Why hardcode that 0 gives the number of logical cores?  Why not just
state that a value of 0 "gives a guess at optimal parallelism",
allowing us to adjust it in the future if we can do some smart
heuristics?  It'd be nice to not have us tied down and prevented from
taking a smarter approach.

> +       If unset, it defaults to 1. The diff operation is used by many
> +       other git commands such as add, merge, diff, status, stash and
> +       more. Note that the expensive part of the diff operation is
> +       reading the index from cache or memory.

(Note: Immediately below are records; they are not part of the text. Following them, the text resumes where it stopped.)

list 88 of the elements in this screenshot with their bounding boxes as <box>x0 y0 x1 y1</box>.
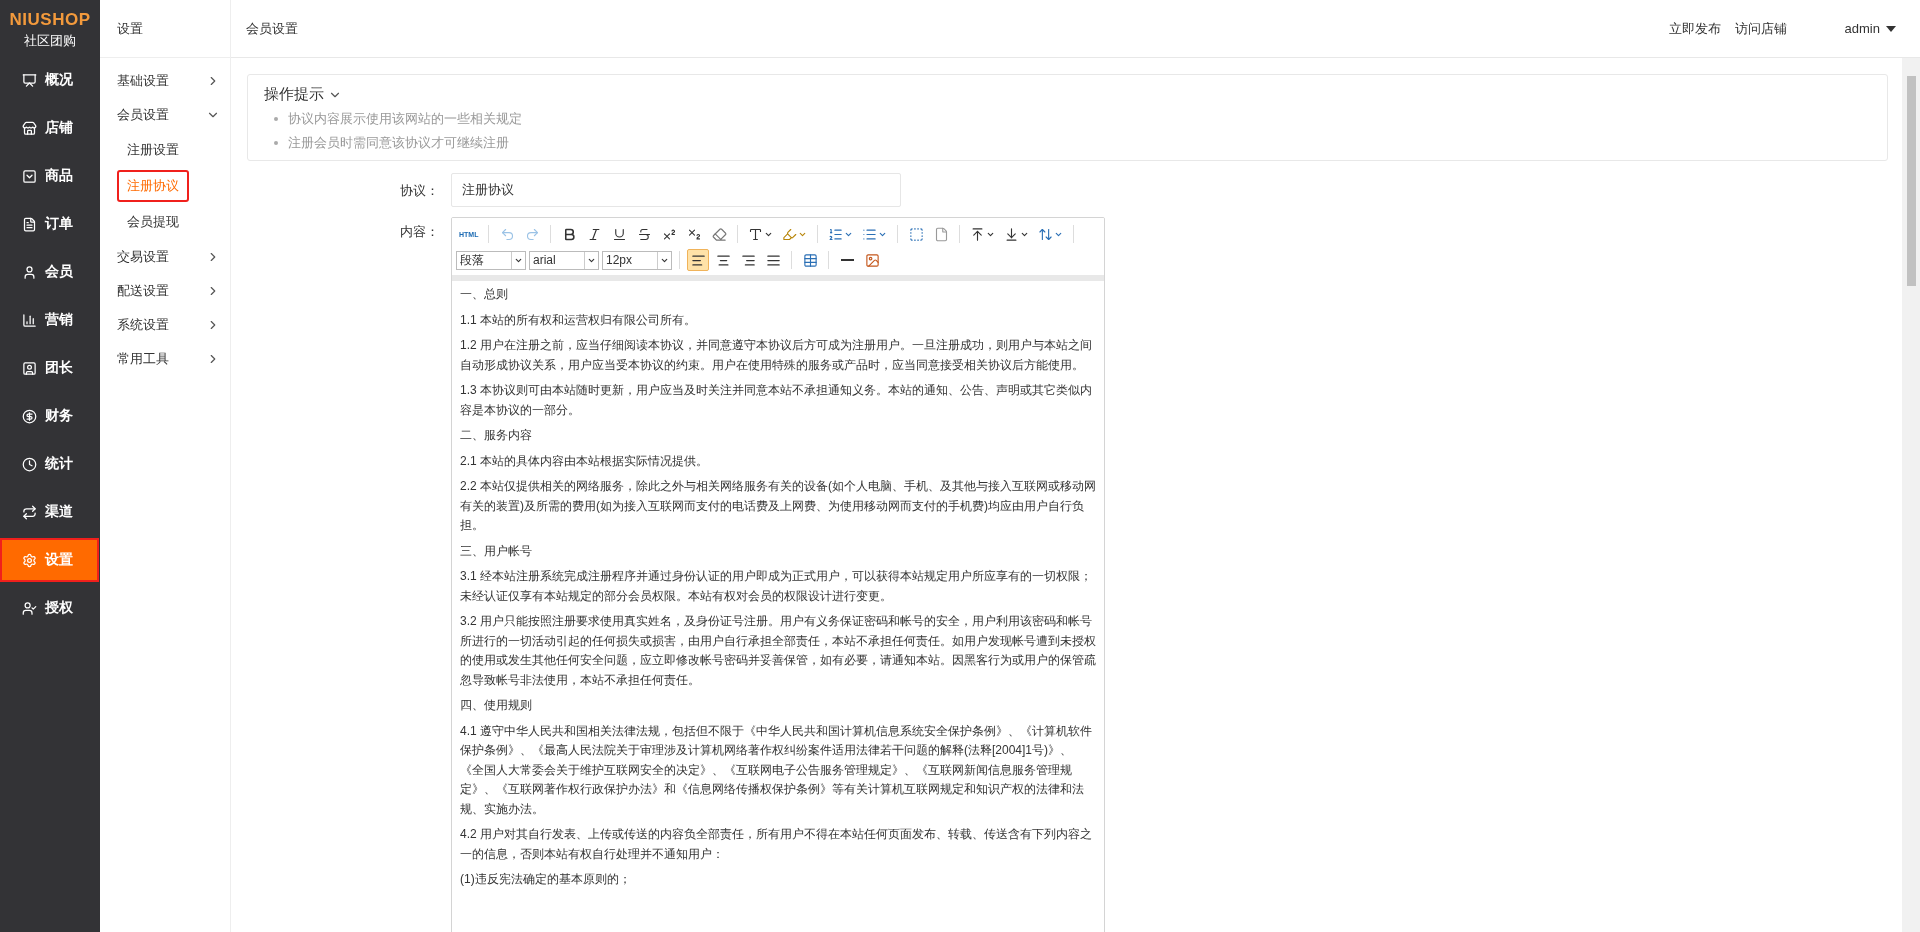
clock-icon <box>22 456 37 472</box>
highlight-icon <box>782 226 798 242</box>
logo-text: NIUSHOP <box>9 10 91 30</box>
table-icon <box>802 252 818 268</box>
chart-icon <box>22 72 37 88</box>
agreement-paragraph: (1)违反宪法确定的基本原则的； <box>460 871 632 888</box>
swap-icon <box>22 504 37 520</box>
agreement-paragraph: 二、服务内容 <box>460 427 533 444</box>
badge-icon <box>22 360 37 376</box>
field-label: 协议： <box>399 182 440 200</box>
menu-item[interactable]: 会员提现 <box>117 206 189 238</box>
user-check-icon <box>22 600 37 616</box>
field-label: 内容： <box>399 223 440 241</box>
ordered-list-icon <box>828 226 844 242</box>
agreement-paragraph: 3.1 经本站注册系统完成注册程序并通过身份认证的用户即成为正式用户，可以获得本站规定用户所应享有的一切权限；未经认证仅享有本站规定的部分会员权限。本站有权对会员的权限设计进行变更。 <box>460 568 1093 605</box>
agreement-paragraph: 2.2 本站仅提供相关的网络服务，除此之外与相关网络服务有关的设备(如个人电脑、手机、及其他与接入互联网或移动网有关的装置)及所需的费用(如为接入互联网而支付的电话费及上网费、为使用移动网而支付的手机费)均应由用户自行负担。 <box>460 478 1096 534</box>
align-justify-icon <box>765 252 781 268</box>
nav-item[interactable]: 统计 <box>0 442 100 486</box>
agreement-paragraph: 3.2 用户只能按照注册要求使用真实姓名，及身份证号注册。用户有义务保证密码和帐号的安全，用户利用该密码和帐号所进行的一切活动引起的任何损失或损害，由用户自行承担全部责任，本站不承担任何责任。如用户发现帐号遭到未授权的使用或发生其他任何安全问题，应立即修改帐号密码并妥善保管，如有必要，请通知本站。因黑客行为或用户的保管疏忽导致帐号非法使用，本站不承担任何责任。 <box>460 613 1096 689</box>
menu-group[interactable]: 会员设置 <box>100 98 230 132</box>
font-select[interactable]: arial <box>529 250 599 270</box>
paragraph-select[interactable]: 段落 <box>456 250 526 270</box>
menu-group[interactable]: 系统设置 <box>100 308 230 342</box>
tip-text: 协议内容展示使用该网站的一些相关规定 <box>288 110 522 128</box>
redo-icon <box>524 226 540 242</box>
select-all-icon <box>908 226 924 242</box>
bar-chart-icon <box>22 312 37 328</box>
scrollbar-thumb[interactable] <box>1906 76 1916 286</box>
menu-item[interactable]: 注册设置 <box>117 134 189 166</box>
line-height-icon <box>1038 226 1054 242</box>
nav-item[interactable]: 团长 <box>0 346 100 390</box>
font-color-icon <box>748 226 764 242</box>
agreement-paragraph: 4.2 用户对其自行发表、上传或传送的内容负全部责任，所有用户不得在本站任何页面发布、转载、传送含有下列内容之一的信息，否则本站有权自行处理并不通知用户： <box>460 826 1093 863</box>
nav-item[interactable]: 概况 <box>0 58 100 102</box>
image-icon <box>864 252 880 268</box>
document-icon <box>22 216 37 232</box>
subscript-icon <box>686 226 702 242</box>
nav-item[interactable]: 财务 <box>0 394 100 438</box>
agreement-paragraph: 一、总则 <box>460 286 509 303</box>
eraser-icon <box>711 226 727 242</box>
money-icon <box>22 408 37 424</box>
menu-group[interactable]: 基础设置 <box>100 64 230 98</box>
dropdown-triangle-icon <box>1886 25 1896 32</box>
nav-item[interactable]: 店铺 <box>0 106 100 150</box>
agreement-paragraph: 2.1 本站的具体内容由本站根据实际情况提供。 <box>460 452 709 470</box>
italic-icon <box>586 226 602 242</box>
horizontal-rule-icon <box>840 259 854 261</box>
agreement-paragraph: 1.3 本协议则可由本站随时更新，用户应当及时关注并同意本站不承担通知义务。本站的通知、公告、声明或其它类似内容是本协议的一部分。 <box>460 382 1093 419</box>
align-left-icon <box>690 252 706 268</box>
align-right-icon <box>740 252 756 268</box>
tips-toggle[interactable]: 操作提示 <box>264 85 1871 104</box>
agreement-paragraph: 1.1 本站的所有权和运营权归有限公司所有。 <box>460 311 697 329</box>
font-size-select[interactable]: 12px <box>602 250 672 270</box>
nav-item[interactable]: 会员 <box>0 250 100 294</box>
align-left-button[interactable] <box>687 249 709 271</box>
store-icon <box>22 120 37 136</box>
agreement-paragraph: 1.2 用户在注册之前，应当仔细阅读本协议，并同意遵守本协议后方可成为注册用户。一旦注册成功，则用户与本站之间自动形成协议关系，用户应当受本协议的约束。用户在使用特殊的服务或产品时，应当同意接受相关协议后方能使用。 <box>460 337 1093 374</box>
bullet-dot <box>274 141 278 145</box>
strikethrough-icon <box>636 226 652 242</box>
user-menu[interactable]: admin <box>1844 21 1896 36</box>
menu-group[interactable]: 配送设置 <box>100 274 230 308</box>
user-icon <box>22 264 37 280</box>
nav-item[interactable]: 商品 <box>0 154 100 198</box>
agreement-paragraph: 4.1 遵守中华人民共和国相关法律法规，包括但不限于《中华人民共和国计算机信息系统安全保护条例》、《计算机软件保护条例》、《最高人民法院关于审理涉及计算机网络著作权纠纷案件适用法律若干问题的解释(法释[2004]1号)》、《全国人大常委会关于维护互联网安全的决定》、《互联网电子公告服务管理规定》、《互联网新闻信息服务管理规定》、《互联网著作权行政保护办法》和《信息网络传播权保护条例》等有关计算机互联网规定和知识产权的法律和法规、实施办法。 <box>460 722 1093 818</box>
title-input[interactable]: 注册协议 <box>451 173 901 207</box>
settings-icon <box>22 552 37 568</box>
scrollbar[interactable] <box>1902 58 1920 932</box>
align-center-icon <box>715 252 731 268</box>
undo-icon <box>499 226 515 242</box>
menu-group[interactable]: 交易设置 <box>100 240 230 274</box>
clear-document-icon <box>933 226 949 242</box>
tip-text: 注册会员时需同意该协议才可继续注册 <box>288 134 509 152</box>
header-link[interactable]: 访问店铺 <box>1734 19 1787 38</box>
menu-group[interactable]: 常用工具 <box>100 342 230 376</box>
sidebar-title: 设置 <box>100 0 230 58</box>
nav-item[interactable]: 订单 <box>0 202 100 246</box>
agreement-paragraph: 四、使用规则 <box>460 697 533 714</box>
bullet-dot <box>274 117 278 121</box>
nav-item[interactable]: 渠道 <box>0 490 100 534</box>
bullet-list-icon <box>862 226 878 242</box>
agreement-paragraph: 三、用户帐号 <box>460 542 533 560</box>
nav-item[interactable]: 营销 <box>0 298 100 342</box>
underline-icon <box>611 226 627 242</box>
logo-subtitle: 社区团购 <box>24 32 76 50</box>
header-link[interactable]: 立即发布 <box>1668 19 1721 38</box>
nav-item[interactable]: 授权 <box>0 586 100 630</box>
superscript-icon <box>661 226 677 242</box>
breadcrumb: 会员设置 <box>246 19 299 38</box>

Therefore multiple jobs
> +       may be detrimental to performance if your hardware does not
> +       support parallel reads or if the number of jobs greatly exceeds
> +       the amount of supported reads.

So, in the future, someone who wants to speed things up is going to
need to configure submodule.diffJobs, submodule.fetchJobs,
submodule.checkoutJobs, submodule.grepJobs, submodule.mergeJobs, etc.?
 I worry that we're headed towards a bit of a suboptimal user
experience here.  It'd be nice to have a more central configuration of
"yes, I want parallelism; please don't make me benchmark things in
order to take advantage of it", if that's possible.  It may just be
that the "optimal" parallelism varies significantly between commands,
and also varies a lot based on hardware, repository sizes, background
load on the system, etc. such that we can't provide a reasonable
suggestion for those that want a value greater than 1.  Or maybe in
the future we allow folks somehow to request our best guess at a good
parallelization level and then let users override with these
individual flags.  I'm just a little worried we might be making users
do work that we should somehow figure out.